Although not a Practical Cure, moving Vertex’s cell line to market may solve the cell supply problem.
 
There are two hurdles that must be overcome: Cell supply and cell protection. Without protection, transplanted cells will die. Without sufficient cell supply, transplantations are limited and expensive.
 
These limitations also impact researchers who have difficulty getting healthy human islet cells for autoimmune resistance testing. Today, the only source of islets for research comes from the limited supply of recently deceased cadavers. The process of harvesting, preparing, and transporting cells is not only expensive and time consuming, but is completely reliant on donor availability.   
 
If the VX-880 cells are made at scale, the rigid limitations of cadaverous sourced cells would be a thing of the past. The cells would be widely available for anyone willing to purchase them. Significantly more researchers, from graduate assistants to seasoned principal investigators, would be able to use functional, insulin-producing islet cells to solve the autoimmune attack. Available supply could be the catalyst to a wave of increased autoimmune testing and cure research.
 
Vertex is positioning itself to manufacture VX-880 cells on an industrial scale if the therapy gains FDA approval.
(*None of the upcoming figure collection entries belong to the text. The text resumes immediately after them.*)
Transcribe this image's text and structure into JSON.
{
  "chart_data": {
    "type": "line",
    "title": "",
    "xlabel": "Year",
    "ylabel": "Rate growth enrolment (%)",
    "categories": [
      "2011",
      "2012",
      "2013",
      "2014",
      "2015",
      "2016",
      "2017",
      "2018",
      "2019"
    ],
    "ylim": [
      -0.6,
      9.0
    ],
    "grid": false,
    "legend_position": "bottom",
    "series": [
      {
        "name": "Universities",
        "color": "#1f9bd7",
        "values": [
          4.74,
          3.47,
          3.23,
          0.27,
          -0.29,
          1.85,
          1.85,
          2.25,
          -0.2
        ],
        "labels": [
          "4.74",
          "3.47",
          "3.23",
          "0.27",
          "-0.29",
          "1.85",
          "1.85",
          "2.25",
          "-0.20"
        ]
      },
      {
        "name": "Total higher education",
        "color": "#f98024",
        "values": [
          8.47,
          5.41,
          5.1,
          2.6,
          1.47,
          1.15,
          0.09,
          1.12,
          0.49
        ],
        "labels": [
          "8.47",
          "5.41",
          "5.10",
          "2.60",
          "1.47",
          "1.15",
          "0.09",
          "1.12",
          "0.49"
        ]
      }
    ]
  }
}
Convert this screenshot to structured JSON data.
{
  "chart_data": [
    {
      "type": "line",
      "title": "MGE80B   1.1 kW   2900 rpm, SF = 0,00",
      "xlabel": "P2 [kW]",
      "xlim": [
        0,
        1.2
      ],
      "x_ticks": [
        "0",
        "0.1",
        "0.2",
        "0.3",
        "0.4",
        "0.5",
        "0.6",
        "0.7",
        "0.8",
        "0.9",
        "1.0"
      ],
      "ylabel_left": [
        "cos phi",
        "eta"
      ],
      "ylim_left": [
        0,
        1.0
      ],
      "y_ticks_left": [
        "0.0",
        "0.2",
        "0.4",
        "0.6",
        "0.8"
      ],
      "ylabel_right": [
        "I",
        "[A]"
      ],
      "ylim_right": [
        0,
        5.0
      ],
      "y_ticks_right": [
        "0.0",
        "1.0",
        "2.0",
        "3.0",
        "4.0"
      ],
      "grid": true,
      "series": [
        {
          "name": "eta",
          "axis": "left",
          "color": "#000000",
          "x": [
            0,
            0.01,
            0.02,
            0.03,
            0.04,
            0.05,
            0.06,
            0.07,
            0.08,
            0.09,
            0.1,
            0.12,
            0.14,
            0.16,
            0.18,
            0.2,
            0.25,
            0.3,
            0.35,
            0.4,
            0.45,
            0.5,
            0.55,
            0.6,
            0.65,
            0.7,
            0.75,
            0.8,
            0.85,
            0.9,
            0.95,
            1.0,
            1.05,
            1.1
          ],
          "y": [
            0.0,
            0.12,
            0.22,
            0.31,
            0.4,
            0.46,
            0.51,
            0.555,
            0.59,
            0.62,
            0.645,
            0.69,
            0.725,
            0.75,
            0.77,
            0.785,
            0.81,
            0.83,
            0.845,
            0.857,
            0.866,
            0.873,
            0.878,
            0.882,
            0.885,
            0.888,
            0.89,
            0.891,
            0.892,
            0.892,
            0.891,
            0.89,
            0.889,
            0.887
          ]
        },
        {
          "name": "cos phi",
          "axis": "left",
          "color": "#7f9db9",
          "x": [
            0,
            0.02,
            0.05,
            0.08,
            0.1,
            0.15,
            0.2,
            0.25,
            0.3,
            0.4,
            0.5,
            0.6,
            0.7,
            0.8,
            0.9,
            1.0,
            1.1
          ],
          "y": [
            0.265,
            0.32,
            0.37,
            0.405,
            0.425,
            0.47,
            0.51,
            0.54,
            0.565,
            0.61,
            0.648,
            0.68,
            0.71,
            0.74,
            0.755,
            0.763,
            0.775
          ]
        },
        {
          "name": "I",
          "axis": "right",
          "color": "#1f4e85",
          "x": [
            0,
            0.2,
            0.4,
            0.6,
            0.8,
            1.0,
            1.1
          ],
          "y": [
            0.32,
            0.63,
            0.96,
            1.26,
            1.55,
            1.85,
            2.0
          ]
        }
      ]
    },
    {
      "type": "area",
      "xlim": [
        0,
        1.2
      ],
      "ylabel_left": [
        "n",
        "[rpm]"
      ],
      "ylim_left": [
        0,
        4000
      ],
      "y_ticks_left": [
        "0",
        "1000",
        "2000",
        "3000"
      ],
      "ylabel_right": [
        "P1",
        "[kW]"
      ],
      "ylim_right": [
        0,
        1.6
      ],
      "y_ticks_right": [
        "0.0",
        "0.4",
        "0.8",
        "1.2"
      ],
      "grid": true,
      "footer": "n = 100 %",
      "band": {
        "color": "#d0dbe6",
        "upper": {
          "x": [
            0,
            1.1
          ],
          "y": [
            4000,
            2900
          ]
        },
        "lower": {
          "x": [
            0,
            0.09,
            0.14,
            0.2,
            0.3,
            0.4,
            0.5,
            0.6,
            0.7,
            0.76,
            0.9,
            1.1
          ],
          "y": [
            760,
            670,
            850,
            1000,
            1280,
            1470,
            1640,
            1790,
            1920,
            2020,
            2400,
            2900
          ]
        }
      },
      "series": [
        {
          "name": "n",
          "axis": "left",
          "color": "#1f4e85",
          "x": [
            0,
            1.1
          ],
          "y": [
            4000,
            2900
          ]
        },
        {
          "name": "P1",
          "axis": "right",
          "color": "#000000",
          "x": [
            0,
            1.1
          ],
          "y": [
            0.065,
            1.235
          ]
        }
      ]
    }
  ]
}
It has two complementing partnerships dedicated to manufacturing the company’s proprietary line of sBCs on a commercial level:

  1. Lonza Bioscience: Broke ground in August 2023 on a New Hampshire facility dedicated to mass-producing Vertex’s sBCs.
  2. TreeFrog Therapeutics: Began collaboration in April 2024. TreeFrog’s C-Stem technology will be used to “produce and amplify cells for Vertex’s T1D therapies,” which they hope will enable faster manufacturing speed while maintaining quality and consistency.

 

What Are the Next Steps?

Vertex has just announced the phase III trial, and much is still unknown. The official start and end dates of the trial have not been disclosed, but we can expect the timing to move quickly, and Vertex will likely continue sharing regular interim results as it has done in the past.
 
The trial will include fifty patients, and the primary endpoints of the new trial will be 1) the proportion of patients who achieve insulin independence (at the twelve-month appointment), and 2) the absence of severe hypoglycemic events.
 
One encouraging factor is that Vertex, as a private company, has regular pressure from its investors to deliver an economic return on investment, which means the company has ample incentive to demonstrate progress quickly.
 
JDCA will keep you posted on the latest T1D developments as they progress.